Hey,
LuaTeX currently supports only a very special kind of Type 3 fonts:
They are generated for traditional TeX bitmap fonts. While this used to
be the most common use case for Type3 fonts, the fully general concept
of these fonts has recently been reinvented under the name of SVG fonts
(and friends). While they can be implemented in LuaTeX to some degree
through virtual fonts/node processing etc., converting them into "real"
Type 3 fonts in the PDF file would give some important advantages: Such
fonts are called like other fonts and can get tounicode vectors,
allowing better accessibillity and better Copy&Paste behaviour. Also
viewers generally treat them as text instead of graphics, allowing
proper interaction with features of PDF viewers.

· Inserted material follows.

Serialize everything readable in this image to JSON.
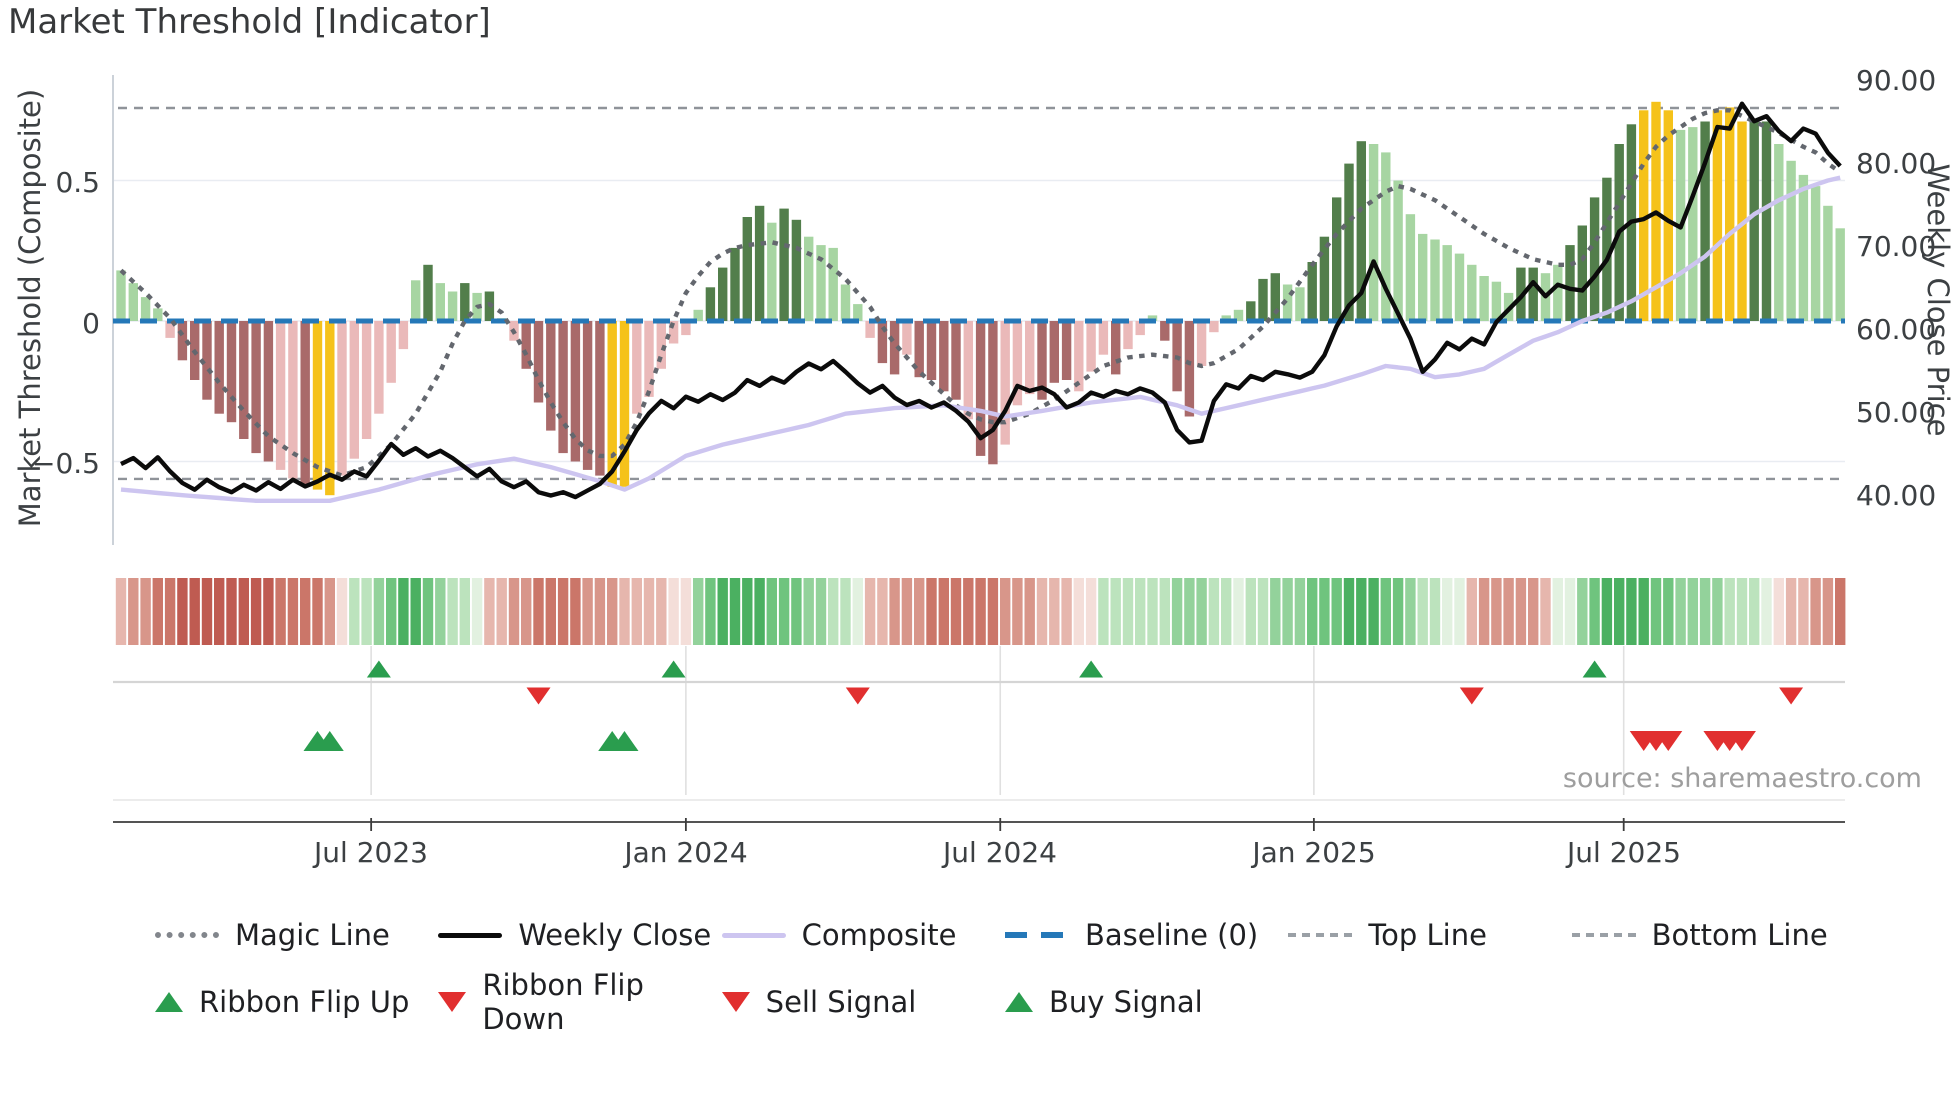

Beside from supporting SVG fonts, it also allows to use general MetaPost
fonts which might not be easily convertable into normal formats for vector
fonts.
As far as I can tell there used to be an implementation of general Type
3 fonts for pdfTeX which was dropped in LuaTeX, mostly because it was
never actually used. My suggested new implementation is a bit more
flexible by not requiring external files defining the font but instead
generating each font character based on individual node lists for every
glyph. One way to make this work would be to add a special `format`
named e.g. `node` (given that `type3` is already used to imply bitmap
fonts) and add a field `node`/`list`/`head` to the character table
referencing a node list which should become the font glyph.
The detaily like bounding box calculations etc. would be the
responsibility of the Lua code loading the font.